Тогда взял Вертопрахов дома детскую коляску, байковое одеяло на донышко положил и прикатил ее в пекарню. К концу смены набил коляску маслом, сахаром, коньяком, мукой, прикрыл байковым одеялом и двинул обратно через проходную, домой.
Вахтер приподнял одеяло и удивился:
— Ну и ну, ай выговора за тот рюкзак не получил?
— Не…
— Ну, уж теперь залепят тебе, не сомневайся. Конфискую и актирую.
— Валяй. Только коляску верни.
Через неделю вызывает его секретарша директора. Вертопрахов явился. Секретарша разговаривала по телефону. Но только не про сапоги, а про дубленку. Как она хорошо сменяла новую болгарскую на ношеную канадскую без доплаты. Увидев Вертопрахова, она, не отлепляя трубки от уха, показала Вертопрахову листок с донесением вахтера.
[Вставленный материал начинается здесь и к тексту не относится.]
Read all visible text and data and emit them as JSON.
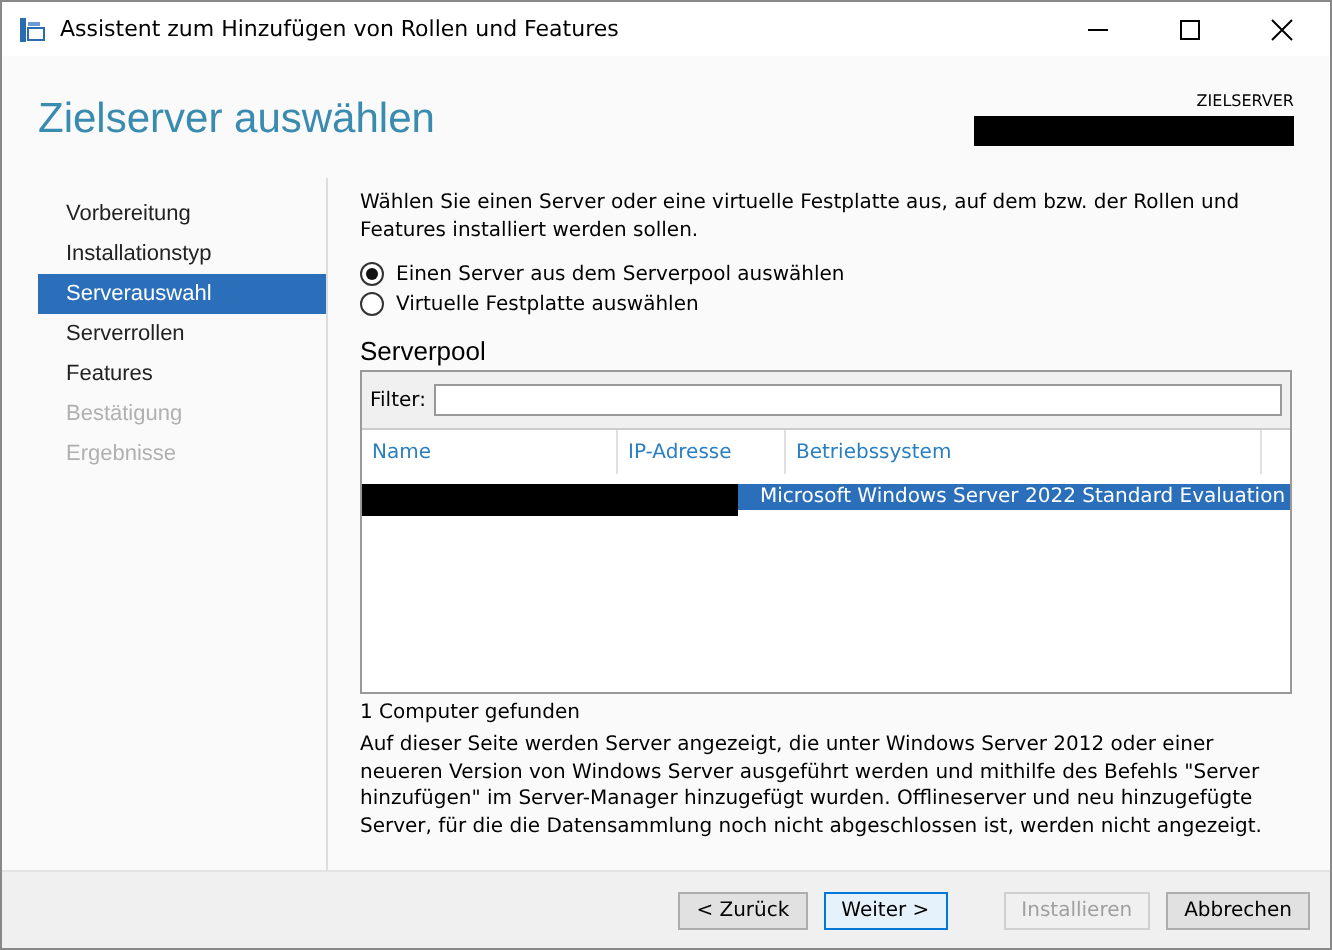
{
  "window": {
    "title": "Assistent zum Hinzufügen von Rollen und Features"
  },
  "header": {
    "title": "Zielserver auswählen",
    "target_label": "ZIELSERVER",
    "target_redacted": true
  },
  "sidebar": {
    "items": [
      {
        "label": "Vorbereitung",
        "selected": false,
        "disabled": false
      },
      {
        "label": "Installationstyp",
        "selected": false,
        "disabled": false
      },
      {
        "label": "Serverauswahl",
        "selected": true,
        "disabled": false
      },
      {
        "label": "Serverrollen",
        "selected": false,
        "disabled": false
      },
      {
        "label": "Features",
        "selected": false,
        "disabled": false
      },
      {
        "label": "Bestätigung",
        "selected": false,
        "disabled": true
      },
      {
        "label": "Ergebnisse",
        "selected": false,
        "disabled": true
      }
    ]
  },
  "intro": "Wählen Sie einen Server oder eine virtuelle Festplatte aus, auf dem bzw. der Rollen und Features installiert werden sollen.",
  "options": [
    {
      "label": "Einen Server aus dem Serverpool auswählen",
      "selected": true
    },
    {
      "label": "Virtuelle Festplatte auswählen",
      "selected": false
    }
  ],
  "serverpool": {
    "title": "Serverpool",
    "filter_label": "Filter:",
    "columns": [
      "Name",
      "IP-Adresse",
      "Betriebssystem"
    ],
    "rows": [
      {
        "redacted": true,
        "os": "Microsoft Windows Server 2022 Standard Evaluation",
        "selected": true
      }
    ],
    "count": "1 Computer gefunden"
  },
  "note": "Auf dieser Seite werden Server angezeigt, die unter Windows Server 2012 oder einer neueren Version von Windows Server ausgeführt werden und mithilfe des Befehls \"Server hinzufügen\" im Server-Manager hinzugefügt wurden. Offlineserver und neu hinzugefügte Server, für die die Datensammlung noch nicht abgeschlossen ist, werden nicht angezeigt.",
  "buttons": [
    {
      "label": "< Zurück",
      "disabled": false,
      "default": false
    },
    {
      "label": "Weiter >",
      "disabled": false,
      "default": true
    },
    {
      "label": "Installieren",
      "disabled": true,
      "default": false
    },
    {
      "label": "Abbrechen",
      "disabled": false,
      "default": false
    }
  ]
}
— Пишите объяснительную. Это я не тебе, это тут один. Отдам в химчистку, будет совсем как новая, увидишь…
Вертопрахов присел к уголку стола и сочинил такое:
Обизниль записон
Заец белый куда бегал трыньдабрында кто украл пид колоду что поклал Кукурешкин на орешке.
Поставил точку и положил перед секретаршей. А она, пока он писал, успела сменить тему и уже щебетала про стенку из австрийского гарнитура «Стелла». Не прерывая разговора, секретарша стрельнула глазом по листку и удовлетворенно кивнула:
— Зайдите завтра. Нет, это я не тебе, тут один. Конечно, можно было взять с двумя креслами на колесиках и журнальным столиком, но я…
Назавтра Вертопрахов зашел к секретарше. Не отнимая трубки от уха, она протянула Вертопрахову листок с его вчерашней тарабарщиной. В углу наискось красным директорским карандашом было энергически начертано: «Не возражаю».
С того дня стал Вертопрахов ежедневно с коляской и одеялом являться на работу и выкатывать ее обратно потихоньку.
— Я гляжу, ты в огне не тонешь и в воде не горишь, — сказал ему вахтер. — Выходит, без толку тебя досматривать.
— Без толку, служивый ты мой человек, без толку, — душевно так подтвердил Вертопрахов и в утешение презентовал вахтеру от щедрот своих бутылку рома и кулек с изюмом.
Несколько лет прошло таким чудным кротким манером, и наконец купил Вертопрахов себе автомобиль.
Поехал он и видит красный свет на светофоре. Но Вертопрахов подбавил скорости и попер на красный. Тут ему и врезали со звоном и дребезгом, так что из «Жигулей» — блин, а из Вертопрахова — полуфабрикат покойника.
Но, однако, в больнице его как-то реанимировали, склеили. А когда он задышал не вразброд, а в ритме паровоза, пришел к нему в палату следователь — халат на мундире внакидку — и спрашивает:
— Как же так вы на красный свет поехали, товарищ Вертопрахов? Задумались, что ли?
— Нет, — прошелестел Вертопрахов. — Я не задумался. Я думал, все можно, все… А оказывается, еще не все…
И с этими словами Вертопрахов опять провалился в дремоту. А следователь встал на кончики сапог и пошел из палаты, как Плисецкая на пуантах, чтобы не обеспокоить выздоравливающего человека.